Carta aos Intercessores

 

Os INTERCESSORES rezam por nós todos os dias.

 

Em 1960, o Padre Caffarel, certamente inspirado pelo Espírito Santo faz um apelo para que se oferecessem voluntários como “Veladores” para rezarem juntos pelos casais cristãos. E é em 1966/7 que, em Portugal, alguns aderem a esta iniciativa.Eram casais das ENS que da meia-noite às seis horas da manhã, em equipa se sucediam na oração pelo Movimento, por cada uma das famílias, especialmente por aqueles que mais precisavam.

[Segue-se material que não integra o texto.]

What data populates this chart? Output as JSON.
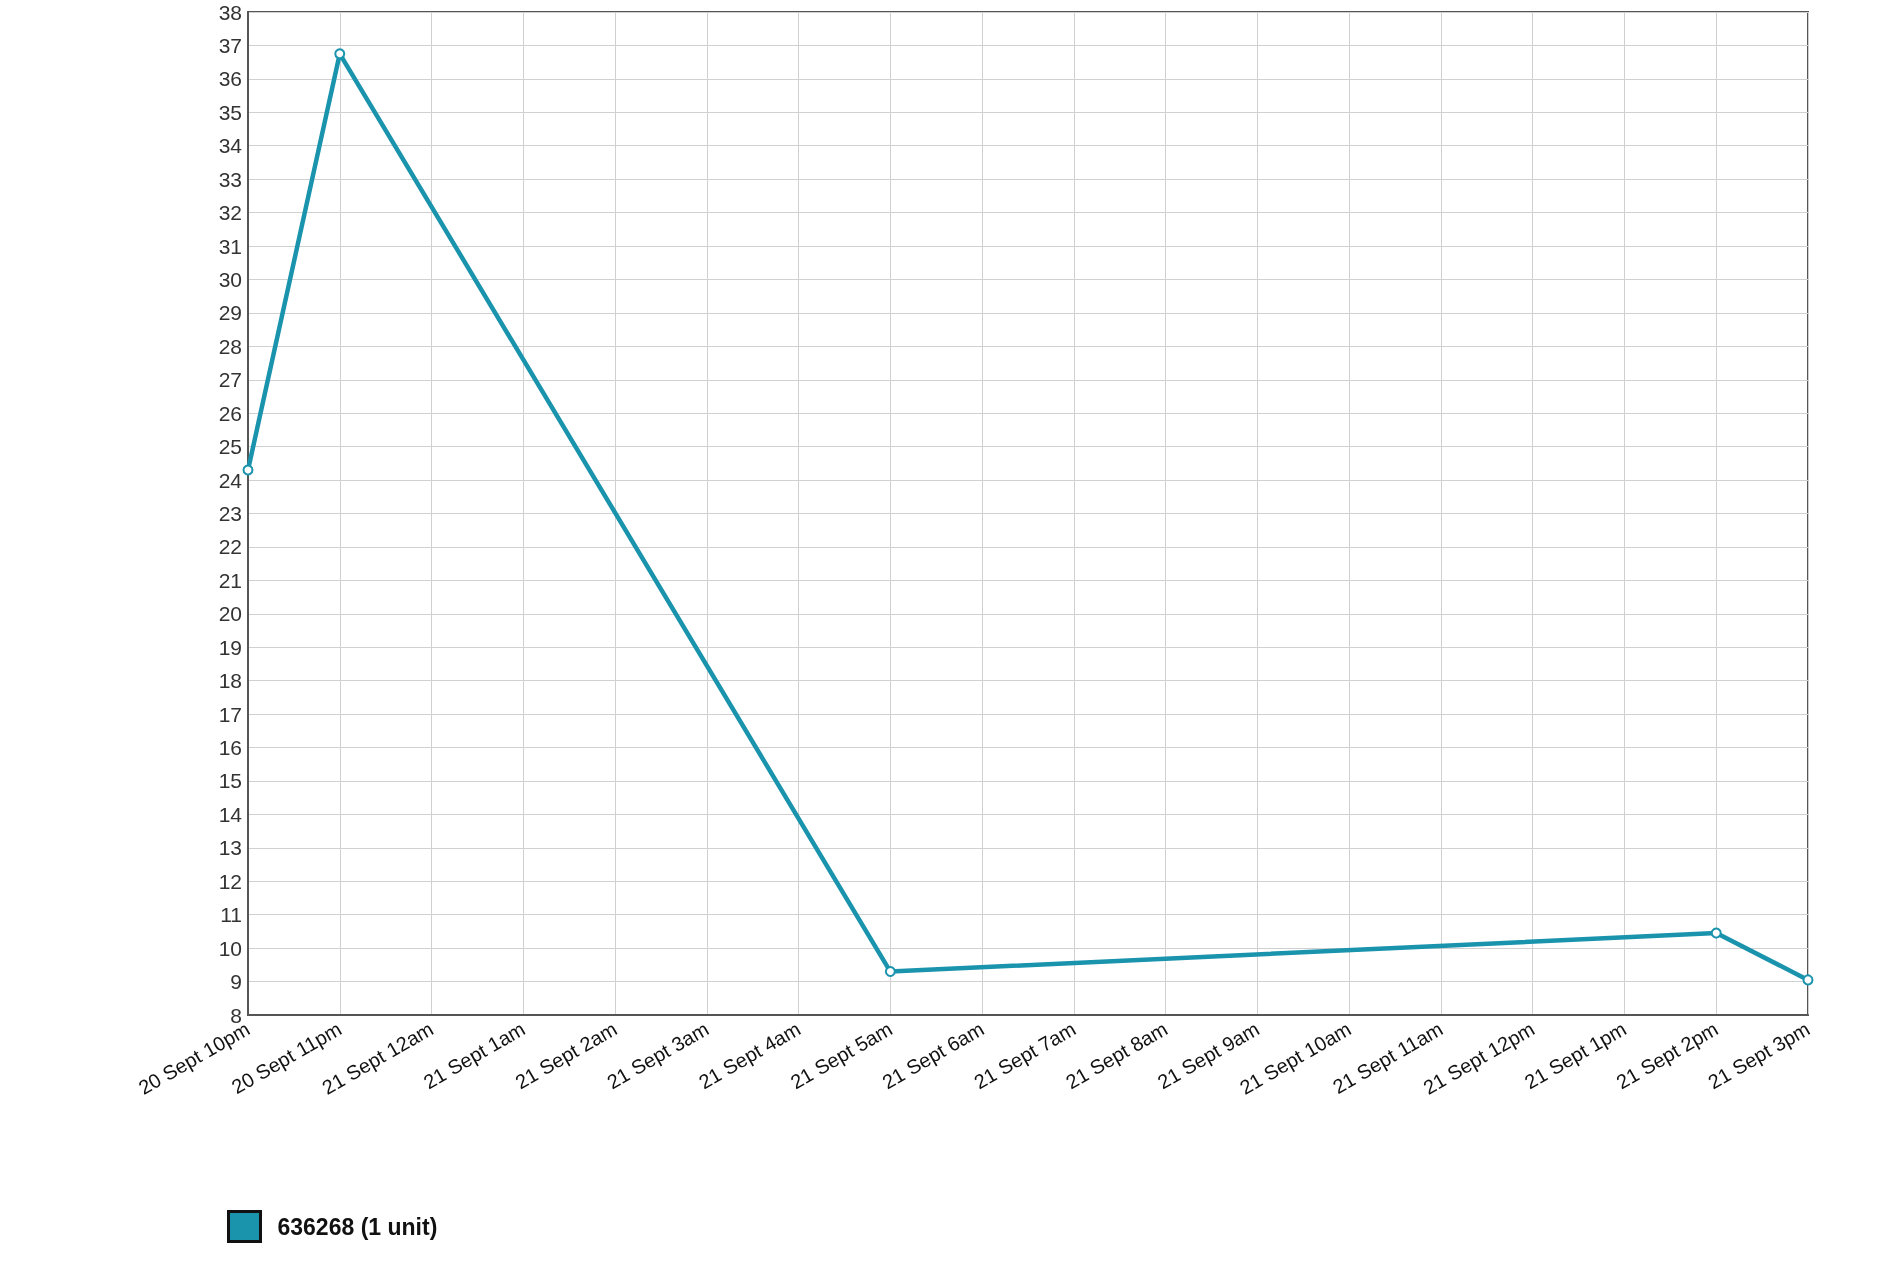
{
  "chart_data": {
    "type": "line",
    "x": [
      "--09-20T22:00",
      "--09-20T23:00",
      "--09-21T05:00",
      "--09-21T14:00",
      "--09-21T15:00"
    ],
    "xlim": [
      "--09-20T22:00",
      "--09-21T15:00"
    ],
    "xticks": [
      {
        "value": "--09-20T22:00",
        "label": "20 Sept 10pm"
      },
      {
        "value": "--09-20T23:00",
        "label": "20 Sept 11pm"
      },
      {
        "value": "--09-21T00:00",
        "label": "21 Sept 12am"
      },
      {
        "value": "--09-21T01:00",
        "label": "21 Sept 1am"
      },
      {
        "value": "--09-21T02:00",
        "label": "21 Sept 2am"
      },
      {
        "value": "--09-21T03:00",
        "label": "21 Sept 3am"
      },
      {
        "value": "--09-21T04:00",
        "label": "21 Sept 4am"
      },
      {
        "value": "--09-21T05:00",
        "label": "21 Sept 5am"
      },
      {
        "value": "--09-21T06:00",
        "label": "21 Sept 6am"
      },
      {
        "value": "--09-21T07:00",
        "label": "21 Sept 7am"
      },
      {
        "value": "--09-21T08:00",
        "label": "21 Sept 8am"
      },
      {
        "value": "--09-21T09:00",
        "label": "21 Sept 9am"
      },
      {
        "value": "--09-21T10:00",
        "label": "21 Sept 10am"
      },
      {
        "value": "--09-21T11:00",
        "label": "21 Sept 11am"
      },
      {
        "value": "--09-21T12:00",
        "label": "21 Sept 12pm"
      },
      {
        "value": "--09-21T13:00",
        "label": "21 Sept 1pm"
      },
      {
        "value": "--09-21T14:00",
        "label": "21 Sept 2pm"
      },
      {
        "value": "--09-21T15:00",
        "label": "21 Sept 3pm"
      }
    ],
    "ylim": [
      8,
      38
    ],
    "yticks": [
      8,
      9,
      10,
      11,
      12,
      13,
      14,
      15,
      16,
      17,
      18,
      19,
      20,
      21,
      22,
      23,
      24,
      25,
      26,
      27,
      28,
      29,
      30,
      31,
      32,
      33,
      34,
      35,
      36,
      37,
      38
    ],
    "series": [
      {
        "name": "636268 (1 unit)",
        "color": "#1a93ad",
        "values": [
          24.3,
          36.75,
          9.3,
          10.45,
          9.05
        ]
      }
    ],
    "grid": true,
    "legend": "bottom left",
    "marker": "circle",
    "line_style": "solid"
  }
}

Era uma oração de uma hora. Uma vez por mês. Cada casal telefonava ao seguinte, em cadeia combinada não só para lhe recordar a oração mas para que o elo não fosse quebrado e todos se sentissem unidos nesta oração. E procurava-se que todas as equipas participassem de modo que existisse como que uma oração contínua, dada a dispersão das equipas por tantos países e continentes.

 

Mas nem sempre foi possível ao Movimento organizar e acompanhar esta iniciativa. Por isso em 1968 surgem os “Intercessores” que vão substituir de uma forma um pouco diferente e mais ampla o âmbito dos “Veladores”.

 

Em 1968 passaram a chamar-se “Intercessores”.

 

A primeira missão que receberam foi de rezarem, especialmente:

           Pelos noivos que se preparam para o matrimónio

           Pelos casais felizes para que irradiem a graça do seu sacramento

           Por aqueles que são separados pela viuvez

           Pelos casais em dificuldades, experimentados pela doença ou pelo desemprego.

           Por aqueles cujo amor está doente e por aqueles que se separam.

 

O que distingue os intercessores de outros grupos de oração é exactamente a sua especificidade de oração pelos casais cristãos. Ora estas intenções não são hoje ainda mais preocupantes e necessárias?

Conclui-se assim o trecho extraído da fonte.